In the Terraform code snippet above I created a VM

  • Comes with with 4 CPUs, 12GB RAM and 80GB disk.
  • Install all the essential tools on VM start up.
  • Create a user jingkaihe and add to sudo group, so that I can manage the VM with the non-root user without typing password all the time.
  • Auto join the tailscale network.
  • Install Azure CLI, AWS CLI, kubectl and Terraform.

The LXD VM itself should be up-and-running very quickly, but it takes quite some times to install all the packages.
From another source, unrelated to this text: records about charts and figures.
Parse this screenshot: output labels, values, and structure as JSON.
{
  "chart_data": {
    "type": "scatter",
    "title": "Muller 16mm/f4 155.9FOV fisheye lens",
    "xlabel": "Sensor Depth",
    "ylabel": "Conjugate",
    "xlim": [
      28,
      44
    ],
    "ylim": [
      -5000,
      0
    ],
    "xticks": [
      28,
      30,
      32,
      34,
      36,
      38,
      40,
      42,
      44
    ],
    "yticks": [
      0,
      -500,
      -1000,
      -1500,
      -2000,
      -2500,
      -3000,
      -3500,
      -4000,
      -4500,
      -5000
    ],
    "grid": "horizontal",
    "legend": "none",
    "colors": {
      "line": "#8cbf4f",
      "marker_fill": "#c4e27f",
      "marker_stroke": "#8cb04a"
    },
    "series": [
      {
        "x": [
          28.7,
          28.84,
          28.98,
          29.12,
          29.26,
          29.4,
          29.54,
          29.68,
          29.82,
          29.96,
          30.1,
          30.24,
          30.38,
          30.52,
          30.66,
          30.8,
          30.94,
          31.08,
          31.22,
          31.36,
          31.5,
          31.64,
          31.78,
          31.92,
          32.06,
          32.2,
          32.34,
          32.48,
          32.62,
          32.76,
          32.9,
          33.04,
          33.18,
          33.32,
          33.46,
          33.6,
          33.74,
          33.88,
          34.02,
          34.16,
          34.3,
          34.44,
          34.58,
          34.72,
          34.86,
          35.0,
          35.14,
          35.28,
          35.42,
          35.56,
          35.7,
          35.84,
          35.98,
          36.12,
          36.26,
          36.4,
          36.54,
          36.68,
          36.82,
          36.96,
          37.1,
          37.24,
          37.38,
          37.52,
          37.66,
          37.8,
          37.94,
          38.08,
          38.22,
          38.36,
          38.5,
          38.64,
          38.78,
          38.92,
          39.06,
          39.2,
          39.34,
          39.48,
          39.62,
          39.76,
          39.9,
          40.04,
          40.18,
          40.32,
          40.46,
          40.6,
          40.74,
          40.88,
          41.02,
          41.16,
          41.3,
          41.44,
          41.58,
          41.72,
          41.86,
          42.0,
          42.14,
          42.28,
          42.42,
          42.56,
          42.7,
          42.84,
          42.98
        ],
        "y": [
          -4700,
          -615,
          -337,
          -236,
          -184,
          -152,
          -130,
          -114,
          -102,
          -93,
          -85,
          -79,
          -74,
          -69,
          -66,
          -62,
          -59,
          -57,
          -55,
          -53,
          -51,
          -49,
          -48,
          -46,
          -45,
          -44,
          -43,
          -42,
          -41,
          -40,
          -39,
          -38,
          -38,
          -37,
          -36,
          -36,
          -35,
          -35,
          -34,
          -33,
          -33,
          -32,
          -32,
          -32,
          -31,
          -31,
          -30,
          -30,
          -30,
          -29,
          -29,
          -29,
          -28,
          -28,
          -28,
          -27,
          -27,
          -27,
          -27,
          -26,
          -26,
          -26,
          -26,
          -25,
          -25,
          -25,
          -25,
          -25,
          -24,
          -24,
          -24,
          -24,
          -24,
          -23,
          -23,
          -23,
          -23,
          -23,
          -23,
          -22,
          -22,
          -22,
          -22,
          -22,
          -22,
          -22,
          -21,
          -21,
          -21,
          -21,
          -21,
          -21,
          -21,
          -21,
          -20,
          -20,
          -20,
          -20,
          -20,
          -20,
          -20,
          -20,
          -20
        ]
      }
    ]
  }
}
Once it's all done, you can SSH into the VM with

ssh jingkaihe@${THE-VM-NAME}

In my case the storage pool I use is a LVM pool, thus I pretty much get raw disk grade IOPS on the VM.

Another thing worth mentioning is that I connect to the LXD daemon endpoint via Tailscale, so it provides an extra layer of security. In fact on the server only 443/tcp is opened to the internet, anything else are blocked by the hardware firewall.